Bvmac « Asi » : L’indice perd 4,9% en moins d’un an.
SIMPLOT KWENDA, réagit
Du point de vue strictement technique, il faut résoudre le problème de l’atonie du marché…
L’indice BVMAC ASI, qui regroupe l’ensemble des sociétés cotées à la BVMAC, enregistre une baisse en cette fin d’année, avec une variation de -0,56 %. Depuis le 20 novembre, il s’établit à 951,07 points, marquant ainsi une diminution de 4,9 % en moins d’un an. Pour rappel, lors de son lancement, le 11 décembre 2023, l’indice avait débuté à 1 000 points.
D’après certaines sources, cette tendance baissière s’explique par la chute des cours des titres composant l’indice BVMAC ASI.
Qu’est-ce qu’un indice boursier ?
Un indice boursier renseigne sur la tendance évolutive des cours d’un groupe de valeurs boursière. Elle est haussière ou baissière selon que la moyenne des mouvements sur les prix des actifs baisse ou croit. Il prend en compte une date de référence qui sert de base de calcul, un échantillon de valeurs représentatives et une méthodologie de calcul bien renseignée.
Pourquoi les prix baissent ou croissent pour entrainer dans leur mouvement l’indice général des cours.
Je me restreindrai à une réponse des plus immédiates mais aussi la plus certaine, puisqu’elle est vérifiable : le cours baisse lorsque les offres vendeuses dans le carnet d’ordre central ne trouvent pas suffisamment (ou pas du tout) d’acheteur(s). A l’inverse, le cours est haussier lorsque le carnet d’ordre central affiche des volumes plus importants à l’achat qu’à la vente. Lorsque ces déséquilibres acheteurs ou vendeurs concernent le plus grand nombre de titres, l’indice général des cours fluctue dans un sens ou dans l’autre. Cette réponse des plus simples nous évite les développements interminables sur les facteurs déterminant le comportement des investisseurs qui spéculent à la hausse ou à la baisse.
Au-delà des facteurs humains liés au comportement des investisseurs, la microstructure même de la bourse ne comporte-t-elle pas des insuffisances ?
Bien sûr qu’il y a quelques insuffisances à rectifier. Il ne pouvait en être autrement. Le marché boursier se construit par des réglages successifs dans le but d’accroitre les flux d’ordres et les volumes transigés, d’élargir la base des investisseurs, notamment de particuliers qui mieux que tous les autres contribuent à l’animation du marché secondaire. Du point de vue strictement technique, il faut résoudre le problème de l’atonie d’un marché qui plusieurs semaines durant affiche des titres à la vente : les donneurs d’ordre sont-ils sensibilisés par leurs intermédiaires ? les intermédiaires et autres gestionnaires d’actifs trouvent -ils peu d’intérêt pour ces actifs ? le prix d’un actif longtemps à la vente peut-il demeurer infiniment élevé ? Les OST sont-ils bien répercutés dans le carnet d’ordre central et sur le cours des titres ? Ne faut-il pas envisager un ajustement de l’algorithme de cotation pour introduire une décote automatique du cours d’ouverture des titres présentés à la vente sans contrepartie acheteuse durant un nombre de jours de cotation ? la réflexion doit être poursuivie entre tes différentes parties prenantes dans le système de marché.
L’élargissement de la base des investisseurs a été proposé comme une des solutions pour une plus grande animation du marché.
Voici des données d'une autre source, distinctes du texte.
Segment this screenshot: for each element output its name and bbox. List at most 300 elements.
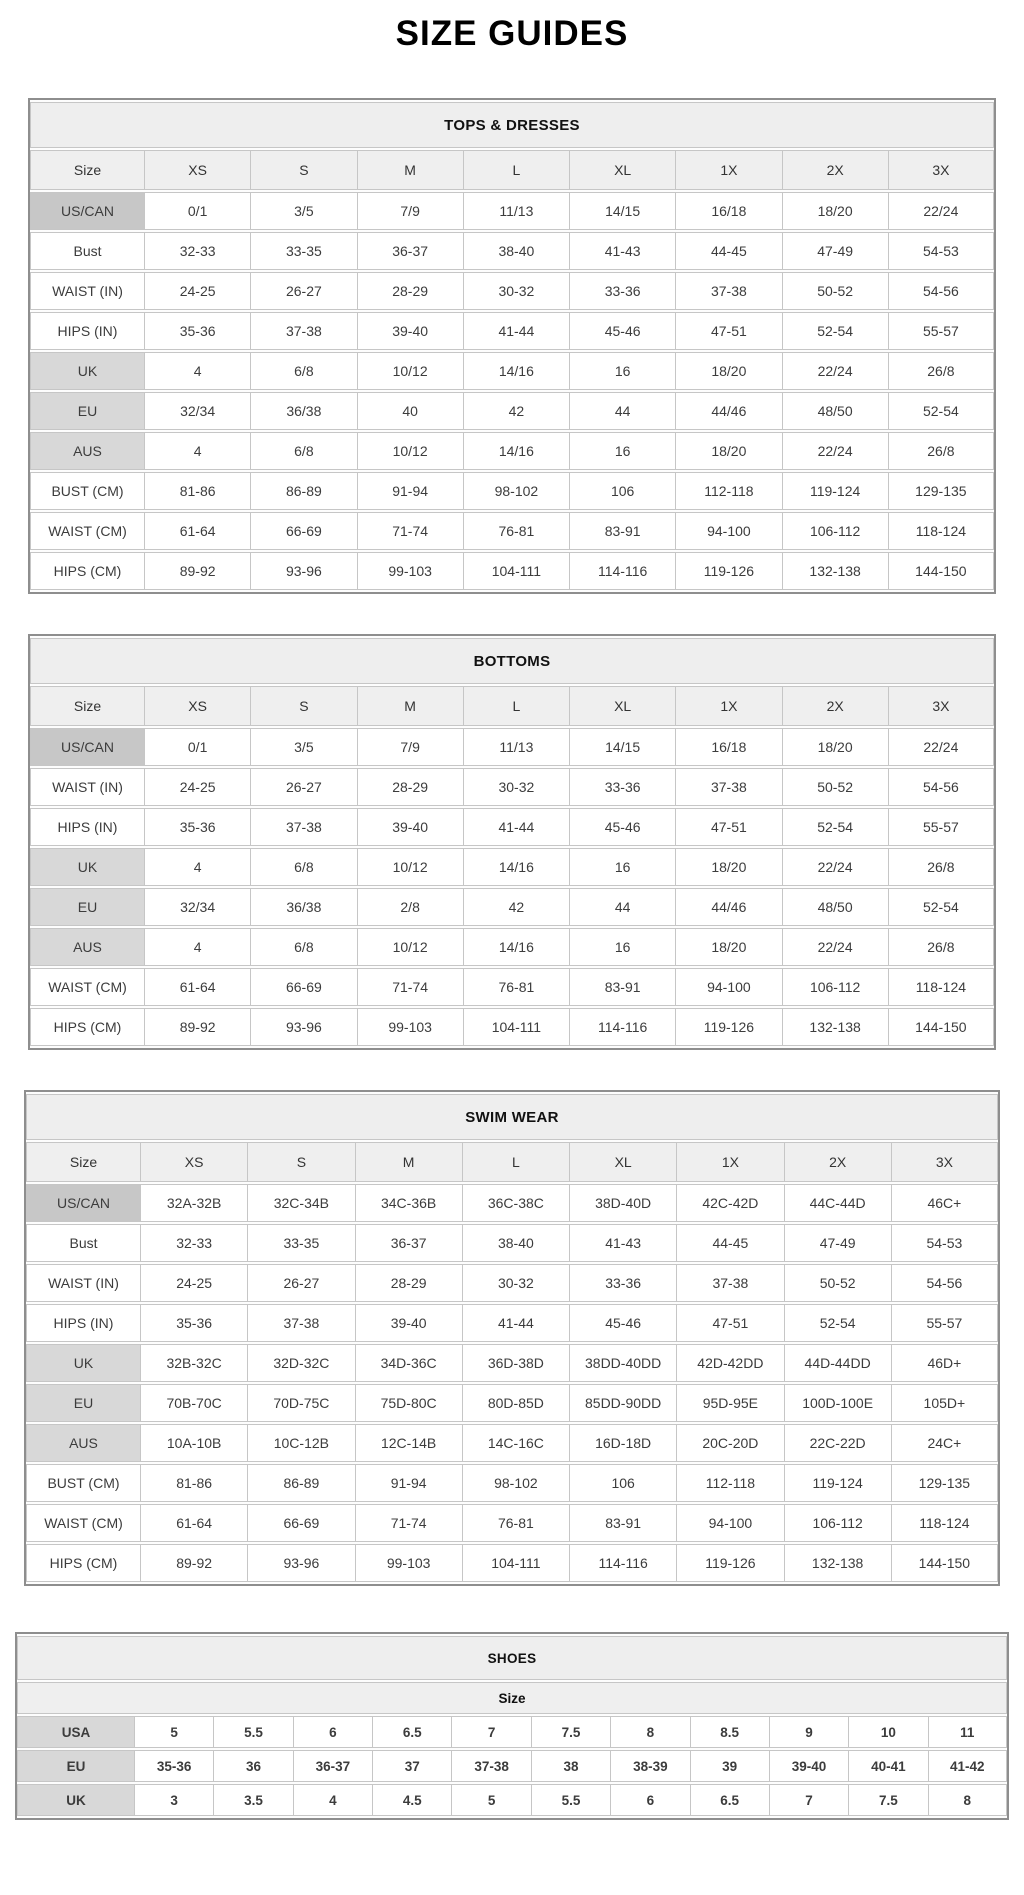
table-cell: 66-69 (250, 968, 356, 1006)
row-label: US/CAN (26, 1184, 140, 1222)
column-header: 2X (784, 1142, 891, 1182)
table-cell: 18/20 (675, 928, 781, 966)
table-cell: 38 (531, 1750, 610, 1782)
table-cell: 83-91 (569, 1504, 676, 1542)
table-cell: 104-111 (463, 1008, 569, 1046)
table-row (26, 1184, 998, 1222)
table-row (26, 1464, 998, 1502)
table-row (26, 1424, 998, 1462)
table-cell: 32-33 (140, 1224, 247, 1262)
table-cell: 112-118 (675, 472, 781, 510)
table-cell: 55-57 (888, 312, 994, 350)
table-cell: 33-35 (247, 1224, 354, 1262)
table-row (26, 1224, 998, 1262)
table-cell: 34D-36C (355, 1344, 462, 1382)
table-cell: 54-56 (888, 768, 994, 806)
table-cell: 33-36 (569, 1264, 676, 1302)
table-cell: 94-100 (676, 1504, 783, 1542)
table-cell: 93-96 (250, 552, 356, 590)
table-cell: 55-57 (891, 1304, 998, 1342)
table-cell: 86-89 (247, 1464, 354, 1502)
table-cell: 37 (372, 1750, 451, 1782)
table-cell: 54-56 (888, 272, 994, 310)
table-cell: 54-53 (888, 232, 994, 270)
table-cell: 36-37 (293, 1750, 372, 1782)
table-cell: 61-64 (140, 1504, 247, 1542)
table-cell: 36-37 (357, 232, 463, 270)
column-header: 3X (888, 686, 994, 726)
table-cell: 28-29 (357, 272, 463, 310)
table-cell: 14/15 (569, 728, 675, 766)
table-cell: 93-96 (250, 1008, 356, 1046)
table-cell: 45-46 (569, 312, 675, 350)
table-cell: 32/34 (144, 888, 250, 926)
table-cell: 36/38 (250, 888, 356, 926)
column-header: 1X (675, 686, 781, 726)
column-header: S (247, 1142, 354, 1182)
table-row (30, 232, 994, 270)
table-cell: 16 (569, 928, 675, 966)
table-cell: 99-103 (355, 1544, 462, 1582)
table-cell: 24-25 (144, 272, 250, 310)
table-cell: 33-36 (569, 768, 675, 806)
table-cell: 129-135 (888, 472, 994, 510)
row-label: HIPS (IN) (30, 312, 144, 350)
row-label: WAIST (CM) (26, 1504, 140, 1542)
table-cell: 76-81 (463, 512, 569, 550)
table-cell: 24-25 (144, 768, 250, 806)
table-cell: 71-74 (355, 1504, 462, 1542)
table-cell: 39-40 (357, 312, 463, 350)
table-cell: 34C-36B (355, 1184, 462, 1222)
table-cell: 33-35 (250, 232, 356, 270)
column-header: Size (30, 686, 144, 726)
table-cell: 28-29 (355, 1264, 462, 1302)
size-table-tops-dresses (28, 98, 996, 594)
table-cell: 91-94 (357, 472, 463, 510)
table-cell: 36C-38C (462, 1184, 569, 1222)
table-cell: 16/18 (675, 728, 781, 766)
table-cell: 32C-34B (247, 1184, 354, 1222)
row-label: WAIST (CM) (30, 968, 144, 1006)
table-cell: 48/50 (782, 392, 888, 430)
row-label: EU (26, 1384, 140, 1422)
table-cell: 26-27 (250, 768, 356, 806)
table-cell: 44 (569, 392, 675, 430)
table-row (30, 312, 994, 350)
table-cell: 6/8 (250, 432, 356, 470)
table-title-swim-wear: SWIM WEAR (26, 1094, 998, 1140)
table-cell: 37-38 (250, 808, 356, 846)
column-header: 3X (891, 1142, 998, 1182)
table-cell: 47-49 (782, 232, 888, 270)
row-label: AUS (26, 1424, 140, 1462)
table-cell: 35-36 (140, 1304, 247, 1342)
table-row (30, 512, 994, 550)
table-cell: 9 (769, 1716, 848, 1748)
table-cell: 36D-38D (462, 1344, 569, 1382)
size-table-shoes (15, 1632, 1009, 1820)
table-cell: 4 (293, 1784, 372, 1816)
table-cell: 47-49 (784, 1224, 891, 1262)
table-cell: 52-54 (782, 808, 888, 846)
table-cell: 91-94 (355, 1464, 462, 1502)
table-cell: 7.5 (531, 1716, 610, 1748)
table-cell: 81-86 (144, 472, 250, 510)
table-cell: 39-40 (355, 1304, 462, 1342)
table-cell: 106-112 (784, 1504, 891, 1542)
table-cell: 45-46 (569, 808, 675, 846)
table-cell: 39-40 (357, 808, 463, 846)
table-cell: 41-44 (463, 808, 569, 846)
row-label: UK (30, 352, 144, 390)
table-row (17, 1784, 1007, 1816)
table-cell: 106 (569, 1464, 676, 1502)
table-cell: 46C+ (891, 1184, 998, 1222)
row-label: US/CAN (30, 728, 144, 766)
table-cell: 71-74 (357, 968, 463, 1006)
table-cell: 36-37 (355, 1224, 462, 1262)
table-cell: 55-57 (888, 808, 994, 846)
table-row (26, 1264, 998, 1302)
table-cell: 85DD-90DD (569, 1384, 676, 1422)
row-label: Bust (30, 232, 144, 270)
table-cell: 22/24 (782, 432, 888, 470)
column-header: 1X (675, 150, 781, 190)
table-cell: 12C-14B (355, 1424, 462, 1462)
table-cell: 41-42 (928, 1750, 1007, 1782)
table-cell: 71-74 (357, 512, 463, 550)
table-cell: 83-91 (569, 512, 675, 550)
table-row (17, 1716, 1007, 1748)
table-cell: 3/5 (250, 728, 356, 766)
table-row (26, 1384, 998, 1422)
row-label: US/CAN (30, 192, 144, 230)
table-cell: 38-40 (463, 232, 569, 270)
table-cell: 7/9 (357, 192, 463, 230)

Qu’en pensez-vous ?
Je partage entièrement ce point de vue. D’ailleurs, la presse fait régulièrement l’écho des actions initiées par les responsables de la Bourse pour l’éducation financière de masse. En vue de l’ inclusion financière des épargnants de toutes les tailles, les Dirigeants de la Bourse semblent jeter leur dévolu sur « la miniaturisation » des actifs financiers en circulation sur le marché financier. Les chantiers du fractionnement, de la digitalisation des flux titres/espèces et de l’épargne collective ont fait l’objet d’une vive attention ces derniers mois. Malgré tout, la question de l’offre de titres reste préoccupante. La capitalisation boursière « actions » est faible. Les PMEs qui en nombre représentent plus de 90% du tissus économique tardent à rentrer en bourse, encore moins les grandes entreprises. Dans ces conditions de raréfaction des titres de placement, les détenteurs de titres, faute de pouvoir opérer des arbitrages entre plusieurs opportunités de placement, optent pour la stratégie du « buy and hold », au détriment de la vitalité du marché et de ses indicateurs. La question de l’ouverture du capital des entreprises de la région à l’épargne populaire retrouve là toute sa dimension.